August 25, 2013

Red Sparrow by Jason Matthews


In present-day Russia, ruled by blue-eyed, unblinking President Vladimir Putin, Russian intelligence officer Dominika Egorova struggles to survive in the post-Soviet intelligence jungle. Ordered against her will to become a "Sparrow," a trained seductress, Dominika is assigned to operate against Nathaniel Nash, a young CIA officer who handles the Agency''s most important Russian mole.

As the action careens between Russia, Finland, Greece, Italy, and the United States, Dominika and Nate soon collide in a duel of wills, tradecraft, and-inevitably-forbidden passion that threatens not just their lives but those of others as well. As secret allegiances are made and broken, Dominika and Nate's game reaches a deadly crossroads. Soon one of them begins a dangerous double existence in a life-and-death operation that consumes intelligence agencies from Moscow to Washington, DC.

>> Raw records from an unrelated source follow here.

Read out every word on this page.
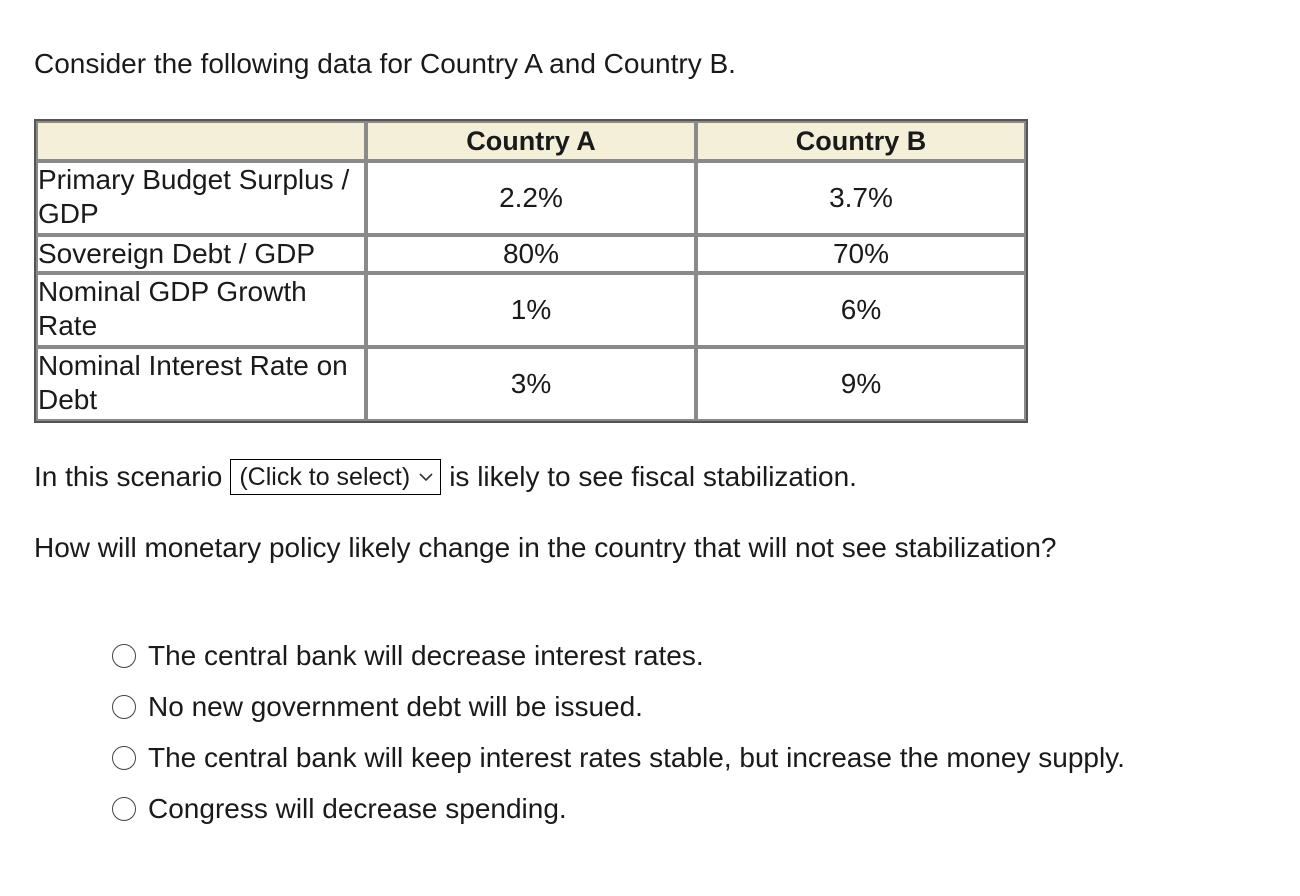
Consider the following data for Country A and Country B.

	Country A	Country B
Primary Budget Surplus / GDP	2.2%	3.7%
Sovereign Debt / GDP	80%	70%
Nominal GDP Growth Rate	1%	6%
Nominal Interest Rate on Debt	3%	9%
In this scenario (Click to select) is likely to see fiscal stabilization.

How will monetary policy likely change in the country that will not see stabilization?

The central bank will decrease interest rates.
No new government debt will be issued.
The central bank will keep interest rates stable, but increase the money supply.
Congress will decrease spending.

Occasionally I like to change up my reading routine with a good spy thriller. Enter Red Sparrow; the debut effort from Jason Matthews who is a 33-year veteran of the CIA. Red Sparrow is not filled with action sequence after action sequence but it does not need this to completely engage the reader. I love Ludlum's Jason Bourne series like everyone else but Red Sparrow is at another level. More similar to le CarrĂ©'s Tinker, Tailor, Soldier, Spy. Psychological, crafty, multi-layered. There is superior characterization, a grittiness and bleakness to the writing.

The author is very patient at evolving the story of the main characters. You are given a lot of information about the business of spying, the relationships, tensions and twisted motivations of the characters and none of this description is superfluous or boring. There are jewels of tradecraft language sprinkled throughout. As a reader the story felt to me like looking through a telescope sharply in focus.

Red Sparrow was immersive, compelling, undeniably honest and chilling. The book's summary does not do this novel justice. If you are attracted to spy thrillers, this novel is worthy debut into the genre and a must read. I also recommend Red Sparrow to those who have an interest in American-Russian relations and politics.